Having a salad before lunch and dinner helps Madison fill up on fiber and greens, so she can make or order whatever she wants as a main course without worrying about overeating. 

"It's good to have something to coat your stomach first," she says.

Still, that doesn't mean she's going buckwild for every meal. Most of the time, she has pasta, veggie burgers or a recipe from one of her favorite cookbooks, the Game of Thrones-themed A Feast of Ice & Fire. She's a huge fan of the show, often hosting themed dinner parties to enjoy before watching that Sunday's episode.

"I started buying it out of novelty, because I was doing those Game of Thrones dinners, but the recipes are really good, and a lot of them have become staples for me," Madison says. 

The book's oat bread, rack of lamb and honey chicken have become go-to meals in her household.

She Plans Out Her Plate.

Madison isn't a meat and potatoes girl—at least not anymore. "The way you combine foods is really important, so you're not eating carbs and protein together," she says. It's a principle she picked up from reading Snyder's books, which essentially argues that it's harder for your body to digest starches and meat at the same time.

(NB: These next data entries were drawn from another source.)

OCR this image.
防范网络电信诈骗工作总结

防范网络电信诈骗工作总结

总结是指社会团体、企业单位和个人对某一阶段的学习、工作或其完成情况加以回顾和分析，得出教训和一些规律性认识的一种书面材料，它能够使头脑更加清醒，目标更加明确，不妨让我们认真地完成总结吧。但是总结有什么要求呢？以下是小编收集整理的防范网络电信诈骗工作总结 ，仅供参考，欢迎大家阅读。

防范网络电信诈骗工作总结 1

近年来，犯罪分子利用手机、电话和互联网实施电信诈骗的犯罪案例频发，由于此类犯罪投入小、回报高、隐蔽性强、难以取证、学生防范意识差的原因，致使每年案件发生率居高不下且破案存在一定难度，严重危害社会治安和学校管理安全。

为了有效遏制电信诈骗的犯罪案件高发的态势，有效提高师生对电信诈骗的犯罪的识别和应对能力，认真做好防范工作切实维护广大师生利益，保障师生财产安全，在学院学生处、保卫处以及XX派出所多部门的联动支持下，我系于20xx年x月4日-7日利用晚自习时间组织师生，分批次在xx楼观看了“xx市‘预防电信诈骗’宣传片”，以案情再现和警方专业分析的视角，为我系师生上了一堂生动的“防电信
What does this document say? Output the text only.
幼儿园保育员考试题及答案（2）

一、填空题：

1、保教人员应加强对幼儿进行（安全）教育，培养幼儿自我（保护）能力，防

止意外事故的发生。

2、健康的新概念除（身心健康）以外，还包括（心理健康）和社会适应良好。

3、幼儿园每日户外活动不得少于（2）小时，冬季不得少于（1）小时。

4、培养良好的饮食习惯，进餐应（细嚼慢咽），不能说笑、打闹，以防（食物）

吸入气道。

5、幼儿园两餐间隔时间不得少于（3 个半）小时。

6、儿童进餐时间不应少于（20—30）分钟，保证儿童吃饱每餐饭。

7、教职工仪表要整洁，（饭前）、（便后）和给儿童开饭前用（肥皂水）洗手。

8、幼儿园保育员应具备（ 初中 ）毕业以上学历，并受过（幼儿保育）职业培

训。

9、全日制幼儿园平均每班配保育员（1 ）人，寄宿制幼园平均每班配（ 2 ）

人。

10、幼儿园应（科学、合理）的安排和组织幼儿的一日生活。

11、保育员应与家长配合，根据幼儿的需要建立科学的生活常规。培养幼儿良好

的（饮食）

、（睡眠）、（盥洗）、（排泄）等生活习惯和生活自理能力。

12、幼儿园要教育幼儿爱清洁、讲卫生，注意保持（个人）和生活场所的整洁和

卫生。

If Madison's having chicken and craves mashed potatoes, for example, she might make mashed cauliflower instead. 

"It's really easy, and so good," she says.

Making these changes means she doesn't have to worry about counting calories, like she did in her early twenties. "At the [Playboy] mansion, I was always on a diet," she says. Now, she can have her cupcakes—as the star recently did when she competed on Cupcake Wars—and eat them (in moderation), too.